Frequently Asked Questions

What triggered the 2026 protests in Pakistan-occupied Kashmir?
The protests stem from a movement that began in 2023 over electricity tariffs and flour shortages in PoK. The JAAC, a coalition of traders, lawyers, students, and civil society groups, organised demonstrations that have since escalated into an open demand for independence from Pakistani control, following a violent crackdown by paramilitary forces.
How many people were killed in the PoK crackdown?
The International Human Rights Foundation reported more than 32 civilian deaths between 8 June and 16 June 2026, after Pakistani paramilitary forces opened fire on protesters in Muzaffarabad and Rawalakot. Local media and protest groups claim the number of wounded ranges between 200 and 300.
Why has Pakistan designated the JAAC a terrorist organisation?
Pakistan formally labelled the Joint Awami Action Committee (JAAC) a 'terrorist organisation' as protests intensified. Experts argue this designation, alongside internet shutdowns and mass arrests documented by Amnesty International, reflects a military-driven strategy to suppress the unrest rather than address its underlying economic and political causes.
What is the economic grievance at the heart of the PoK protests?

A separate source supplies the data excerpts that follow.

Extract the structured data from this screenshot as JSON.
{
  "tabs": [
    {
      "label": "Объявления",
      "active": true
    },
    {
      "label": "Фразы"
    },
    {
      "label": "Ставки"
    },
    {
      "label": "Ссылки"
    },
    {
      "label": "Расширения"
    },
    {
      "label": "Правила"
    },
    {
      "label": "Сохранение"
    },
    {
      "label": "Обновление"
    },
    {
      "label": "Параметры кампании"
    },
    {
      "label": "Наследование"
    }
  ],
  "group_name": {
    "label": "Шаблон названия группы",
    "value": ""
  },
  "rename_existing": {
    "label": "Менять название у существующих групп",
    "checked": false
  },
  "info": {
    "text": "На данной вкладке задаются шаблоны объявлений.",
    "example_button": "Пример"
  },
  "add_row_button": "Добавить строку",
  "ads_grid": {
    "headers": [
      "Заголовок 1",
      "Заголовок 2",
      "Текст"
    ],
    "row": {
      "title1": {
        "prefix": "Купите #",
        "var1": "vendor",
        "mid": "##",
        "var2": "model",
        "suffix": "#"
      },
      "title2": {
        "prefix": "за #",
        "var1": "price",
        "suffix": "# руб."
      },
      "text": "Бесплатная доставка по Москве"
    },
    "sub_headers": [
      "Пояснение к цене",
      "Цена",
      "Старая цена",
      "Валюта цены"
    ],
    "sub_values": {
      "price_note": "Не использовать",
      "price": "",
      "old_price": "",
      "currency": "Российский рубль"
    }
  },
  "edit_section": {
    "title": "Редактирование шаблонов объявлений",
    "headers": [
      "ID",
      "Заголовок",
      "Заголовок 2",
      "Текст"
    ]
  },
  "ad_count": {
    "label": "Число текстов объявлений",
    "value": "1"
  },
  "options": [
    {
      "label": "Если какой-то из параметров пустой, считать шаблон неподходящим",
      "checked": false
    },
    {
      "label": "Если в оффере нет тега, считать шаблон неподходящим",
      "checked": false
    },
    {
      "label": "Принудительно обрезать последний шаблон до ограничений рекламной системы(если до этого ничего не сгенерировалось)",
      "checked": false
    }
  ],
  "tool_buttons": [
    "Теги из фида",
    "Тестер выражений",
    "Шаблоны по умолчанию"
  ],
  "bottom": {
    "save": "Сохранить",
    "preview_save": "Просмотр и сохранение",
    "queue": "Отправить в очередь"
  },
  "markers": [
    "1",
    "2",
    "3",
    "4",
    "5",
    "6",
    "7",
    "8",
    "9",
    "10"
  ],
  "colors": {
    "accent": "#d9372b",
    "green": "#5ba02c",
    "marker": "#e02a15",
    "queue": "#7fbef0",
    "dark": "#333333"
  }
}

PoK contributes significantly to Pakistan's hydropower output, yet its residents pay electricity tariffs well above production costs. Consumers in mainland Pakistan receive preferential rates, a disparity that critics describe as resource extraction — the occupied territory generating power for the state while receiving inadequate compensation.
How does the situation in PoK compare with Jammu and Kashmir on the Indian side?
In the Indian Union Territory of Jammu and Kashmir, Legislative Assembly elections were held in 2024 and the Chenab Bridge — the world's highest railway bridge — was inaugurated in June 2025, linking the region to the national rail network. In PoK, by contrast, civic protests have been met with paramilitary force, communications blackouts, and anti-terrorism designations against grassroots groups.